Zur Preisverleihung am Sonntagabend kamen neben dem Schirmherrn, Landrat Ben Schwarz, sowohl der 1. Bürgermeister Ralf Beyer mit seiner zweiten Stellvertreterin Maria Brunner, als auch der 1. Gauschützenmeister Dieter Emmerling. In seiner ersten Rede als Marshall dankte Andreas Nitt allen seinen Helfern beim Auf- und Abbau, am Grill und in der Küche, den Kuchenbäckerinnen und dem Thekenpersonal, sowie den Standaufsichten und den Auswertern. Weiterhin dankte Nitt den 87 Teilnehmerinnen und Teilnehmern aus 11 Vereinen, von denen sich 58 online angemeldet hatten. Mit 17 Starts war Manfred Weber aus Gräfenberg der eifrigste Schütze. Für die Meistbeteiligung seines Vereins bekam deren Sportleiterin Heidi Huber eine Magnumbierflasche von Andras Nitt überreicht. Dem Schirmherrn Ben Schwarz überreichte Nitt einen passenden Cowboy-Hut als Präsent. Landrat Ben Schwarz findet das Westernschießen als eine tolle Idee und Alleinstellungsmerkmal der Concordia im Landkreis. „Das ist eine Werbung für den Schießsport,“ sagte Schwarz, den er als eine schöne, verantwortungsvolle Sportart bezeichnet. Den Legalwaffenbesitzern machte er diesbezüglich ein großes Kompliment. Für Bürgermeister Ralf Beyer ist das Westernschießen jedes Mal eine super Veranstaltung. Leider konnte er diesmal nicht daran teilnehmen. „Ich bin aber sehr gerne in diesem Kreis“, bekannte das Stadtoberhaupt. Dieter Emmerling findet als Gauschützenmeister, dass die neue Vorstandschaft der Concordia perfekt ist und dankte ihr für diese Veranstaltung.

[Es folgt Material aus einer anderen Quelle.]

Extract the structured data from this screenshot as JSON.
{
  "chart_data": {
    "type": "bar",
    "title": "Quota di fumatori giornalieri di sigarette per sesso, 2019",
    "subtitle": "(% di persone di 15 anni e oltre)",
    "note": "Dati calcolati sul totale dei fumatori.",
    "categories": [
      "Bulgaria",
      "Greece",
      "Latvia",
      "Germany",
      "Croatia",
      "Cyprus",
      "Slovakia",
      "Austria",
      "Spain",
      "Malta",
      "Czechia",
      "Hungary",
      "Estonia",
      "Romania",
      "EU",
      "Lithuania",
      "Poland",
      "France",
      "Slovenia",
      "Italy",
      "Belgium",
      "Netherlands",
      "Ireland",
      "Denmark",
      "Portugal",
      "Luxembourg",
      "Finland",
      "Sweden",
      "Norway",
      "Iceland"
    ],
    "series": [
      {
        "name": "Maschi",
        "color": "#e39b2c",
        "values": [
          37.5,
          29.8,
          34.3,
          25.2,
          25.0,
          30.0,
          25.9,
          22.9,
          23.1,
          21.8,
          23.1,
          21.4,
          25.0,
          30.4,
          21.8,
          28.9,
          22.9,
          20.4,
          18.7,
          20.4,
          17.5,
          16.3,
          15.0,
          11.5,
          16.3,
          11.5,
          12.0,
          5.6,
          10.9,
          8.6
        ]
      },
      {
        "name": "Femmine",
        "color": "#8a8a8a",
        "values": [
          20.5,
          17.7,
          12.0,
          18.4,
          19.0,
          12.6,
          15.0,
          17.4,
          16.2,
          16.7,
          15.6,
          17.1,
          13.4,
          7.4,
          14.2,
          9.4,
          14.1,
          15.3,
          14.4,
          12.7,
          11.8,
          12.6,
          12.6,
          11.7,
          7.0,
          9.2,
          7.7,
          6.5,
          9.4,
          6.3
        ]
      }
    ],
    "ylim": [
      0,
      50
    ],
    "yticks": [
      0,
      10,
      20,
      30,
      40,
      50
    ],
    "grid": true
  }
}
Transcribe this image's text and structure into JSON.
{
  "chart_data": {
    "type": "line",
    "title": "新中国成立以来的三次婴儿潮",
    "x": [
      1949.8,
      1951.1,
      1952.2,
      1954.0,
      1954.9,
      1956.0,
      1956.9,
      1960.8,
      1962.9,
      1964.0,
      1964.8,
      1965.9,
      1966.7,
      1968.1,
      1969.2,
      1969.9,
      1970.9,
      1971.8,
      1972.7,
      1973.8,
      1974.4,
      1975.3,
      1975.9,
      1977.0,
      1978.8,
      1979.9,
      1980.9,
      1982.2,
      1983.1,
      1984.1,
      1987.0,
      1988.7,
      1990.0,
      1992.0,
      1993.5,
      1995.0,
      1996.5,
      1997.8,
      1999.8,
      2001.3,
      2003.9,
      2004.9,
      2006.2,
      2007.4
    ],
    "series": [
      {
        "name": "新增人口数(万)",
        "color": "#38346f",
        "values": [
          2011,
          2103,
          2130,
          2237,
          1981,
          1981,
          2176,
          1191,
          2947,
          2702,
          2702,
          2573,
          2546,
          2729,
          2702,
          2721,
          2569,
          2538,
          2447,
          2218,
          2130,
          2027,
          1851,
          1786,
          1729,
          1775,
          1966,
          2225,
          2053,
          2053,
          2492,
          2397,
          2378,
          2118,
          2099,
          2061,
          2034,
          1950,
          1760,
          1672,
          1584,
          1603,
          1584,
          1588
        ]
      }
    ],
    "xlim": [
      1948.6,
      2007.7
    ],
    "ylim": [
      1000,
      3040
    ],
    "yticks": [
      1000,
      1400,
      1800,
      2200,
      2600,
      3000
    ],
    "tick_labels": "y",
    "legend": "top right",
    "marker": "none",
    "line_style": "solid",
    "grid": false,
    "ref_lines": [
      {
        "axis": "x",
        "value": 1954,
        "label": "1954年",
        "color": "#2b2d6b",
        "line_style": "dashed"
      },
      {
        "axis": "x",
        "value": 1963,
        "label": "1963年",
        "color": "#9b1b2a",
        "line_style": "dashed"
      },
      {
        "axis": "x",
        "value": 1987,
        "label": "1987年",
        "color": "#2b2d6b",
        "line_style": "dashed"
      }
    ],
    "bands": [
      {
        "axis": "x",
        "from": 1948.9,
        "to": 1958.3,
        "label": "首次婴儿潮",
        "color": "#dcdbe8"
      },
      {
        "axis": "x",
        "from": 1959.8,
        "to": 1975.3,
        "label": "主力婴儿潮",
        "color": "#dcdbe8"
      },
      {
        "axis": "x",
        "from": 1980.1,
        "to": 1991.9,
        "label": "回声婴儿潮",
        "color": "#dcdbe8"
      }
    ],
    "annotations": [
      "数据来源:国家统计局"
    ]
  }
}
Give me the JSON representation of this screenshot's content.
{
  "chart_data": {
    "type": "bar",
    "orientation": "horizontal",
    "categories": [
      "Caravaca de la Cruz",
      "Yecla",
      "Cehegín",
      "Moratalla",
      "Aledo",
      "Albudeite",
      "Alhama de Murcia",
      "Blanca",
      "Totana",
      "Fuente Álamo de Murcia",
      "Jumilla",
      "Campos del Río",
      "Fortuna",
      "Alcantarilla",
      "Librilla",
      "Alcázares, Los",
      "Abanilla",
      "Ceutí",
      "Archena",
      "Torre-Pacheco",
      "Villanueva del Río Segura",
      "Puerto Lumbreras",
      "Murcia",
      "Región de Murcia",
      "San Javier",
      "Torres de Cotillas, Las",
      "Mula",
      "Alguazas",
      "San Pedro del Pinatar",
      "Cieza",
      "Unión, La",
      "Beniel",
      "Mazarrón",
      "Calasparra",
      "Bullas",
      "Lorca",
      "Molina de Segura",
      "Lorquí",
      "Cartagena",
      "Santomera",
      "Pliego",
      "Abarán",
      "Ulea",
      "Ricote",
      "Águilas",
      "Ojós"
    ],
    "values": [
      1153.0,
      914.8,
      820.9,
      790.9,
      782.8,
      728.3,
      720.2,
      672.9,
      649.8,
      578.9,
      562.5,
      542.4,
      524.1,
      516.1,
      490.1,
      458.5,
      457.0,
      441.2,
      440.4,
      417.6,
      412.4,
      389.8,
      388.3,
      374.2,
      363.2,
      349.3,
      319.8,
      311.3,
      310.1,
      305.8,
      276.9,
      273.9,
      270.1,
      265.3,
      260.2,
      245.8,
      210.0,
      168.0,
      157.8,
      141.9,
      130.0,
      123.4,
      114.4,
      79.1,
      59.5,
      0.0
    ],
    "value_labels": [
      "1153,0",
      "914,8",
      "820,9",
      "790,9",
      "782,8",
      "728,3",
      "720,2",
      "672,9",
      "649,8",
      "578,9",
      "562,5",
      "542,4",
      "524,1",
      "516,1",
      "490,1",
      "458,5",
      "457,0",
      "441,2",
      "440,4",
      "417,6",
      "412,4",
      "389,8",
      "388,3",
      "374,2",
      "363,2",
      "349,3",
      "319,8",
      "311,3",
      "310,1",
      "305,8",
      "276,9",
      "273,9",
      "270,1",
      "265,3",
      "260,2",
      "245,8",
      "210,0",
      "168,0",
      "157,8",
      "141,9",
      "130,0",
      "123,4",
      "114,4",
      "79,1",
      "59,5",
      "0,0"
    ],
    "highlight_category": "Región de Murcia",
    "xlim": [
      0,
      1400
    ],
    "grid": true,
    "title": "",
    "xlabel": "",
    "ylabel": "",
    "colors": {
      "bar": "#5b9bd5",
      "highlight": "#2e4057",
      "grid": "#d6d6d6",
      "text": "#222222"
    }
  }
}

Dann folgte die spannende Preisverteilung, bei der 60 Sachpreise im Wert von über 1000 Euro zur freien Auswahl auf die Gewinner warteten. Zur Verlesung der Rangliste übergab Andreas Nitt aus gutem Grund kurz an Schützenmeister Stefan Rotter. Beide leisteten sich nämlich ein sensationelles Kopf-an-Kopf-Rennen. Andreas Nitt gewann mit 127 Zählern und einer Deckserie von 126 das diesjährige Westernschießen. Sodann verkündete Nitt, dass Rotter mit 127 und 125 Zählern auf den zweiten Platz landete. Dritter wurde Manfred Weber mit 109 Zählern. Insgesamt wurde die magische Grenze 100 - von 150 möglichen Zählern - von acht erreicht: Werner Buschmann (105 und 89 Zähler), Stefanie Schneider aus Gräfenberg (105 und 77 Zähler), Oliver Niebel (102), Manfred Egen aus Bergheim (101) und Michael Eisenreich (100).